Complete step-by-step solution:
Here, \[\,y = \sin \left( {\sin x} \right)\;\;\;\] is given in the question named as eq. (1)
To Prove:
\[\dfrac{{{d^2}y}}{{d{x^2}}} + \,\tan \,x\,\dfrac{{dy}}{{dx}} + y\,{\cos ^2}x = 0\]
Let us differentiate the given value that is \[y = \,\sin (\sin \,x)\]
Now, on differentiating we get the value which is as follows
$\Rightarrow$\[\dfrac{{dy}}{{dx}} = \cos (\sin \,x).\,\,\cos \,x\] [Following the chain rule]
On rearranging the terms we get,
$\Rightarrow$\[\dfrac{{dy}}{{dx}} = \cos \,\,x.\,\,\cos (\sin \,x)\] eq. (2)
Now, double differentiating the eq. (2), we get
$\Rightarrow$\[\dfrac{{dy}}{{dx}} = \cos \,\,x.\,\cos (\sin \,x)\]

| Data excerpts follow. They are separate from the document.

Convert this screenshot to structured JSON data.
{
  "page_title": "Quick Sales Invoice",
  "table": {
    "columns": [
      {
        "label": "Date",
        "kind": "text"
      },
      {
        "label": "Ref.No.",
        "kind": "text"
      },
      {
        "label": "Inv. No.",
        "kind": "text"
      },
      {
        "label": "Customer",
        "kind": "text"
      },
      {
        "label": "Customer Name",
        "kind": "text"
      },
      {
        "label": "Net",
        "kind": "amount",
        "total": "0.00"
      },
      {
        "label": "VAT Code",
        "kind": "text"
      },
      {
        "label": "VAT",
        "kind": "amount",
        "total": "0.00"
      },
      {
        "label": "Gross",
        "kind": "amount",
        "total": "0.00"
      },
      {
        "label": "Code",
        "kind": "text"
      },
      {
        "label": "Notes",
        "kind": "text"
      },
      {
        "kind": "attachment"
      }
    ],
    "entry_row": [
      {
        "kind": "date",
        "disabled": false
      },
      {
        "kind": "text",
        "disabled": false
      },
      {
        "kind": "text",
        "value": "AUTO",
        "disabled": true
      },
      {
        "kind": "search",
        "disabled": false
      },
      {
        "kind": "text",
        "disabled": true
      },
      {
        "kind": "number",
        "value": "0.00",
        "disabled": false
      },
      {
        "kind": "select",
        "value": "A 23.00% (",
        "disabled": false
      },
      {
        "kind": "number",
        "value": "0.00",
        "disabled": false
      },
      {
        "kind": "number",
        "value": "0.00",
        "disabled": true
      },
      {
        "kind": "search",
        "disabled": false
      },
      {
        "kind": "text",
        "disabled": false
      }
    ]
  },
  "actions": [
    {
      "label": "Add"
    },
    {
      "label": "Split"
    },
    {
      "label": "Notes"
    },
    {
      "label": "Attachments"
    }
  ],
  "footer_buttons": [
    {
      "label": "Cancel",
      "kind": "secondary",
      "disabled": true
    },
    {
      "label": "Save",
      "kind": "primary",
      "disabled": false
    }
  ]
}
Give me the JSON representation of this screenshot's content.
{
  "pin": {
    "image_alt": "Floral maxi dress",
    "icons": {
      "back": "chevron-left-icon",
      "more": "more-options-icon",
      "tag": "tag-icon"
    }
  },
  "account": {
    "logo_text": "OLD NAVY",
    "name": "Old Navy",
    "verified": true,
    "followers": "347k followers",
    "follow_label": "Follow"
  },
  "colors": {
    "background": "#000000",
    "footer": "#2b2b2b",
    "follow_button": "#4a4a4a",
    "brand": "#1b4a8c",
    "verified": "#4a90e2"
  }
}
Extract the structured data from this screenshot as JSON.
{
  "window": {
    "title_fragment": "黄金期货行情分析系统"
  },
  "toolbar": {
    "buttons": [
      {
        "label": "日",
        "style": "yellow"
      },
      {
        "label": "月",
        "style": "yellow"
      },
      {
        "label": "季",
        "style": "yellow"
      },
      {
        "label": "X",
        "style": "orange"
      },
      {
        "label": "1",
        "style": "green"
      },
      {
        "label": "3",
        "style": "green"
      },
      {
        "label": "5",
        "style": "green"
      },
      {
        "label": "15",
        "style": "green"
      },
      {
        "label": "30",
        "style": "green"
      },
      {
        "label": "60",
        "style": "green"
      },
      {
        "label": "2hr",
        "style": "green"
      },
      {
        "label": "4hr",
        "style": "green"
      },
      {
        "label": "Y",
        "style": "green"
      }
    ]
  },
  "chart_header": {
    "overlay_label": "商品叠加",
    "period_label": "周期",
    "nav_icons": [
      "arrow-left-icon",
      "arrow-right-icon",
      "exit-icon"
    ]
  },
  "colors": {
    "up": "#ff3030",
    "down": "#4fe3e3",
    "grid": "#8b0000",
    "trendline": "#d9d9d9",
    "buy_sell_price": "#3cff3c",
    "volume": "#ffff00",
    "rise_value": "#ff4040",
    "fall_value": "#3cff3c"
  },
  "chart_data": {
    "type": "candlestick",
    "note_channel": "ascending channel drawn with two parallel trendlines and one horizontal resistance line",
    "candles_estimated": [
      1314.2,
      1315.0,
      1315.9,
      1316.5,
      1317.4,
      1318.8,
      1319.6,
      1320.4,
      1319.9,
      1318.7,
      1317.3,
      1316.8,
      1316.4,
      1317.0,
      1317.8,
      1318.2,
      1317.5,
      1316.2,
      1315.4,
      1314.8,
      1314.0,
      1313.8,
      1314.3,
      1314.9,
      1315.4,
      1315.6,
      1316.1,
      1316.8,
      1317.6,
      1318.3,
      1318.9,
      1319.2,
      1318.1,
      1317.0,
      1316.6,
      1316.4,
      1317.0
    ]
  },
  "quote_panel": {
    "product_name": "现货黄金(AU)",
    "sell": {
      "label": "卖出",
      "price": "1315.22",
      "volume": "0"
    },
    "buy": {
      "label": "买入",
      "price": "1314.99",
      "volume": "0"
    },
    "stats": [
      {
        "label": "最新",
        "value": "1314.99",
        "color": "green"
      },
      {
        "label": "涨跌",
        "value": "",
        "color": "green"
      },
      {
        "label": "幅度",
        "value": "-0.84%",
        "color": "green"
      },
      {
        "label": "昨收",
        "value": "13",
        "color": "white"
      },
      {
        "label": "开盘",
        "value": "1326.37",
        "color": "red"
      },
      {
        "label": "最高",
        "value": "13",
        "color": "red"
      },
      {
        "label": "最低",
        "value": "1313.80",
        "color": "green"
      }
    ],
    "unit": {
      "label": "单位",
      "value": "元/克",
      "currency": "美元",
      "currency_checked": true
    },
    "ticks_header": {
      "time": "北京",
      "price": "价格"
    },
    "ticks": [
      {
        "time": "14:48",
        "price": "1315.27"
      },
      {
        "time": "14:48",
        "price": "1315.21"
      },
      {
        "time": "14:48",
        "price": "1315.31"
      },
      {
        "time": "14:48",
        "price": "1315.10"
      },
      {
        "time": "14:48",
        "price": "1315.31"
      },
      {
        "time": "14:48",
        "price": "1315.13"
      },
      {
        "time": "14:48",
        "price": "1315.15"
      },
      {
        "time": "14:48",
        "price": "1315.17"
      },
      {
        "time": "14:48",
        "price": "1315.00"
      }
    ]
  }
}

Differentiating right side of the equation with respect to x,
$\Rightarrow$\[\dfrac{{{d^2}y}}{{d{x^2}}} = \,( - \sin \,x).\,\cos (\sin \,x)\, + \,\cos \,x( - \sin \,(\sin \,x).\,\cos \,x)\]
Using the multiplication rule,
$\Rightarrow$\[\dfrac{{{d^2}y}}{{d{x^2}}} = \, - \sin \,x.\,\cos (\sin \,x)\, - \,{\cos ^2}x.\,\sin (\sin \,x)\] eq. (3)
Now, putting the values of \[\dfrac{{dy}}{{dx}}\,,\,\dfrac{{{d^2}y}}{{d{x^2}}}\] and \[y\] from eq. (1), eq. (2) and eq. (3) in the left-hand side of the below given equation:
We have, Left hand side to prove as,
\[ \Rightarrow \dfrac{{{d^2}y}}{{d{x^2}}}\, + \,\tan \,x.\,\,\dfrac{{dy}}{{dx}}\, + \,y.\,{\cos ^2}x\]
Now we will substitute, \[\tan \,x = \dfrac{{\sin \,x}}{{\cos \,x}}\]
\[ \Rightarrow \, - \sin \,x.\,\cos (\sin \,x)\, - \,\,{\cos ^2}x\,.\sin \,(\sin \,\,x)\, + \dfrac{{\sin \,x}}{{\cos \,x\,}}\,.\,\,\cos \,x.\,\,\cos (\sin \,x)\, + \,\sin (\sin \,x).\,{\cos ^2}x\,\]
 [Putting all the values from eq. (1), eq. (2) and eq. (3)] \[ = \,0\]
Hence, we got the value present on the R. H. S.
Hence proved.

Note: To solve these types of questions, we must remember the rules and conversion of differentiation to make the integration easier. For example differentiation of \[\cos \,x\] is \[( - \sin \,x)\] not just \[\sin \,x\] .And convert all the trigonometric values into sin and cos values that is \[\tan \,x\] to \[\dfrac{{\sin \,x}}{{\cos \,x}}\] as this will help you to reach the correct answer.